Rumitnya Cinta Milea

Rumitnya Cinta Milea
Sapta menyandarkan punggungnya ke sofa setelah meraih koran baru di atas meja. Dibukanya lembar demi lembar media lokal itu sambil menanti tuan rumah membuatkan minuman di dapur.
“Sungguh bejat pejabat itu. Seenaknya memperlakukan perempuan” kata Sapta setelah Milea datang dan meletakkan dua cangkir minuman dan sepiring panganan di atas meja tamu.
Mata Sapta tampak fokus pada sebuah berita di satu sudut halaman koran. Isinya mengusik pikirannya.
“Kenapa kamu uring-uringan. Ada berita apa?” tanya Milea sambil mempersilahkan minum Sapta, tamunya.
Milea kemudian duduk di sofa dan membiarkan tamunya dengan koran yang masih dibacanya.
“Seperti habis manis sepah dibuang. Seorang perempuan itu ditelantarkan begitu saja setalah dinikmati. Kurang ajar betul !”
“Perempuan itu pasti cantik” sahut Milea datar.

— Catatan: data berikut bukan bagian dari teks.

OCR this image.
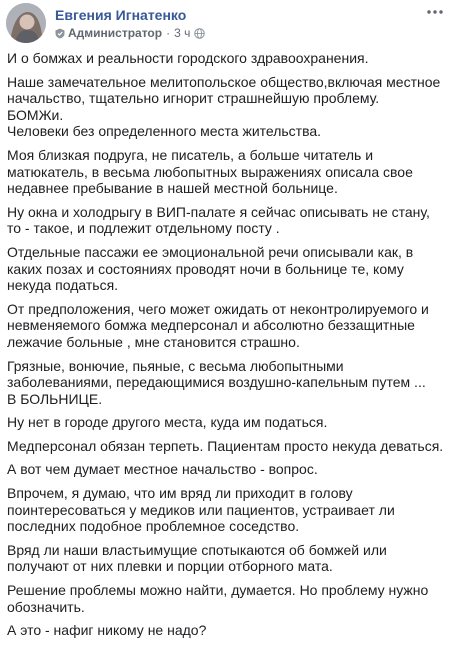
Евгения Игнатенко
Администратор · 3 ч

И о бомжах и реальности городского здравоохранения.

Наше замечательное мелитопольское общество,включая местное начальство, тщательно игнорит страшнейшую проблему.
БОМЖи.
Человеки без определенного места жительства.

Моя близкая подруга, не писатель, а больше читатель и матюкатель, в весьма любопытных выражениях описала свое недавнее пребывание в нашей местной больнице.

Ну окна и холодрыгу в ВИП-палате я сейчас описывать не стану, то - такое, и подлежит отдельному посту .

Отдельные пассажи ее эмоциональной речи описывали как, в каких позах и состояниях проводят ночи в больнице те, кому некуда податься.

От предположения, чего может ожидать от неконтролируемого и невменяемого бомжа медперсонал и абсолютно беззащитные лежачие больные , мне становится страшно.

Грязные, вонючие, пьяные, с весьма любопытными заболеваниями, передающимися воздушно-капельным путем ...
В БОЛЬНИЦЕ.

Ну нет в городе другого места, куда им податься.

Медперсонал обязан терпеть. Пациентам просто некуда деваться.

А вот чем думает местное начальство - вопрос.

Впрочем, я думаю, что им вряд ли приходит в голову поинтересоваться у медиков или пациентов, устраивает ли последних подобное проблемное соседство.

Вряд ли наши властьимущие спотыкаются об бомжей или получают от них плевки и порции отборного мата.

Решение проблемы можно найти, думается. Но проблему нужно обозначить.

А это - нафиг никому не надо?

“Pastilah, ” sahut Sapta. “Perempuan yang diajak ke sebuah hotel pasti karena kecantikannya” sambung Sapta sambil meletakkan koran itu di atas meja dan meraih cangkir didekatnya.
“Dasar laki-laki” kata Milea sambil tersenyum kecut.
“Kok laki-laki aja yang disalahin, kenapa perempuannya juga mau”
Sapta tak terima dengan komentar Milea. Sebagai laki-laki ia jadi merasa ikut tersudut.
“Kepepet, kali”
“Kepepet atau jual diri?”
“Teganya kamu menilai perempuan seperti itu”
“Faktanya begitu, kan. Untuk apa dia mau diajak pejabat itu?”
“Jadi, siapa yang salah? Pejabat itu atau si perempuan?”
“Dua-duanya! Pejabatnya bejat. Perempuannya juga murahan”
“Tadi kamu mengumpat pejabat. Sekarang kamu juga menyalahkan perempuannya. Tidak konsisten!”
“Faktanya begitu. Aku mau bilang apa?”
“Ya mestinya kamu bisa melihat dibalik peristiwa itu. Kamu bukan orang awam”
“Biarkan Itu tugas akademisi melakukan penelitian. Kita ngobrol yang lain saja”
Milea hanya menggelengkan kepala mendengar cara Sapta menjawab begitu ringan.
Sapta kembali menyeruput minuman yang masih panas dan meraih panganan setelah meletakkan cangkir di atas meja.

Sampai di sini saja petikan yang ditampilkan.